Дамасские ворота - Роберт Стоун
Шрифт:
Интервал:
— Мои заметки в вашем распоряжении. Или будут, когда мы придем к взаимопониманию. Книги писать доводилось?
— По правде сказать, доводилось. Об американском вторжении на Гренаду.
— Это очень разные вещи.
— Не совсем, — сказал Януш Циммер. — В гренадской истории тоже была метафизическая подоплека. Некоторые участники того дела думали, что имеют связи на небесах.
— Вы имеете в виду Рейгана? — спросил Лукас.
— О Рейгане я не думал. Но, полагаю, это относилось и к нему с Нэнси.
— Вы были на Гренаде во время вторжения? — спросил Лукас.
— Был накануне. И вскоре после.
— Януш — вещая птица, предвещает беду, — сказал доктор Оберман. — Стоит ему где появиться, там тут же происходят соответствующие события.
— Помнится, там существовали культы, — пояснил Циммер. — На острове.
— Да, были, — подтвердил Лукас.
— И здесь они существуют, — сказал Оберман. — Причем занимаются этим не просто несколько потерянных душ, а организованные и влиятельные группы.
— Тем лучше, — сказал Лукас. — Я имею в виду для интриги.

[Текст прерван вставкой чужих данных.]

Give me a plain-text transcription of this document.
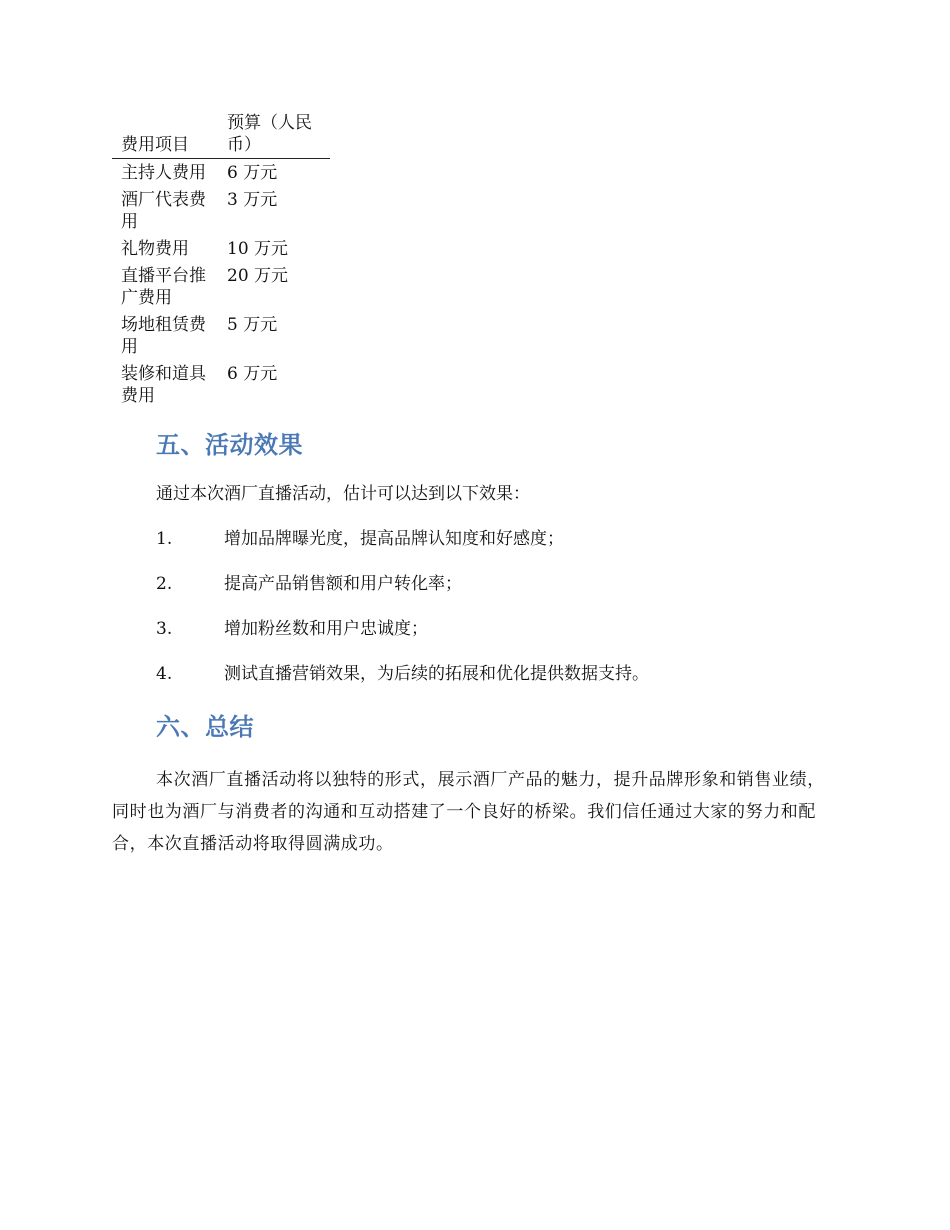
费用项目	预算（人民币）
主持人费用	6 万元
酒厂代表费用	3 万元
礼物费用	10 万元
直播平台推广费用	20 万元
场地租赁费用	5 万元
装修和道具费用	6 万元
五、活动效果

通过本次酒厂直播活动，估计可以达到以下效果：

1.	增加品牌曝光度，提高品牌认知度和好感度；
2.	提高产品销售额和用户转化率；
3.	增加粉丝数和用户忠诚度；
4.	测试直播营销效果，为后续的拓展和优化提供数据支持。
六、总结

本次酒厂直播活动将以独特的形式，展示酒厂产品的魅力，提升品牌形象和销售业绩，同时也为酒厂与消费者的沟通和互动搭建了一个良好的桥梁。我们信任通过大家的努力和配合，本次直播活动将取得圆满成功。
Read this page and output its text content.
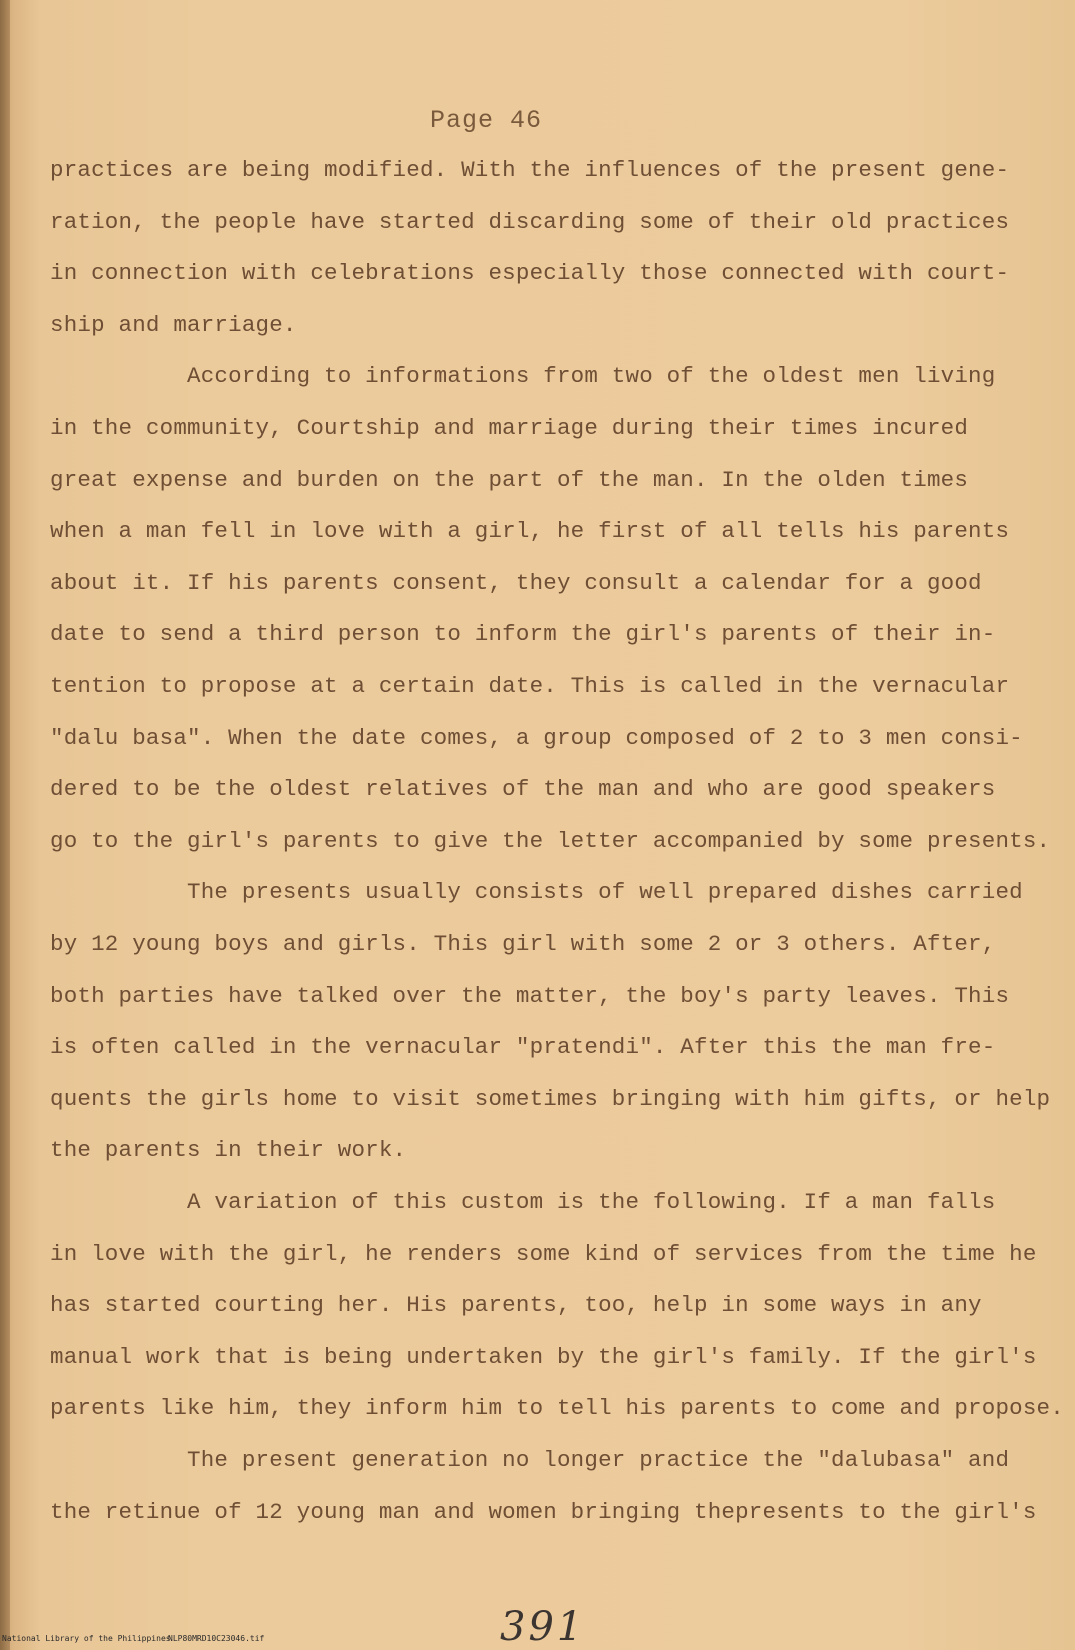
Page 46
practices are being modified. With the influences of the present gene-
ration, the people have started discarding some of their old practices
in connection with celebrations especially those connected with court-
ship and marriage.
According to informations from two of the oldest men living
in the community, Courtship and marriage during their times incured
great expense and burden on the part of the man. In the olden times
when a man fell in love with a girl, he first of all tells his parents
about it. If his parents consent, they consult a calendar for a good
date to send a third person to inform the girl's parents of their in-
tention to propose at a certain date. This is called in the vernacular
"dalu basa". When the date comes, a group composed of 2 to 3 men consi-
dered to be the oldest relatives of the man and who are good speakers
go to the girl's parents to give the letter accompanied by some presents.
The presents usually consists of well prepared dishes carried
by 12 young boys and girls. This girl with some 2 or 3 others. After,
both parties have talked over the matter, the boy's party leaves. This
is often called in the vernacular "pratendi". After this the man fre-
quents the girls home to visit sometimes bringing with him gifts, or help
the parents in their work.
A variation of this custom is the following. If a man falls
in love with the girl, he renders some kind of services from the time he
has started courting her. His parents, too, help in some ways in any
manual work that is being undertaken by the girl's family. If the girl's
parents like him, they inform him to tell his parents to come and propose.
The present generation no longer practice the "dalubasa" and
the retinue of 12 young man and women bringing thepresents to the girl's
National Library of the Philippines
NLP80MRD10C23046.tif	391
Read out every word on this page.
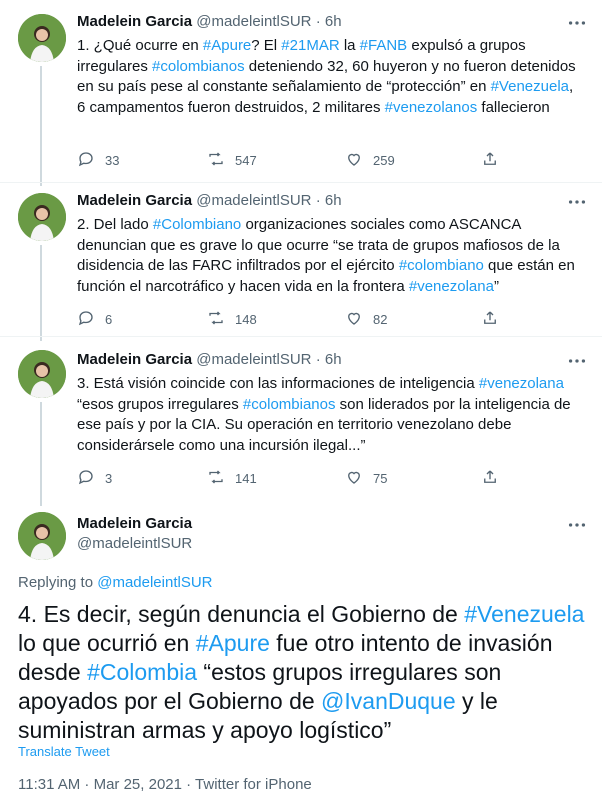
Madelein Garcia @madeleintlSUR · 6h
1. ¿Qué ocurre en #Apure? El #21MAR la #FANB expulsó a grupos irregulares #colombianos deteniendo 32, 60 huyeron y no fueron detenidos en su país pese al constante señalamiento de “protección” en #Venezuela, 6 campamentos fueron destruidos, 2 militares #venezolanos fallecieron
33	547	259
Madelein Garcia @madeleintlSUR · 6h
2. Del lado #Colombiano organizaciones sociales como ASCANCA denuncian que es grave lo que ocurre “se trata de grupos mafiosos de la disidencia de las FARC infiltrados por el ejército #colombiano que están en función el narcotráfico y hacen vida en la frontera #venezolana”
6	148	82
Madelein Garcia @madeleintlSUR · 6h
3. Está visión coincide con las informaciones de inteligencia #venezolana “esos grupos irregulares #colombianos son liderados por la inteligencia de ese país y por la CIA. Su operación en territorio venezolano debe considerársele como una incursión ilegal...”
3	141	75
Madelein Garcia
@madeleintlSUR
Replying to @madeleintlSUR
4. Es decir, según denuncia el Gobierno de #Venezuela lo que ocurrió en #Apure fue otro intento de invasión desde #Colombia “estos grupos irregulares son apoyados por el Gobierno de @IvanDuque y le suministran armas y apoyo logístico”
Translate Tweet
11:31 AM · Mar 25, 2021 · Twitter for iPhone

Циммер подался к нему, чтобы было слышно за шумом, и проговорил:
— Тут следует быть осторожней.
Лукас размышлял над предостережением поляка, когда его внимание отвлекла молодая женщина, танцевавшая с эфиопом. У нее была кожа цвета кофе с молоком, как у южноамериканок, коротко стриженные черные волосы под афро, покрытые яванской косынкой. Платье темно-бордовое и коптский крест на шее. На длинных ногах сандалии «биркеншток», подъем и лодыжки украшены лиловым геометрическим рисунком. Лукас припомнил, что где-то слышал, мол, таким рисунком украшают себя бедуинки, но сам еще этого раньше не видел. Он тут же подумал о невероятной хипповой молодой арабке, которую видел месяц назад в медресе. Он был уверен, что это она.
— Кто эта девушка? — спросил он Обермана. — Вы ее знаете?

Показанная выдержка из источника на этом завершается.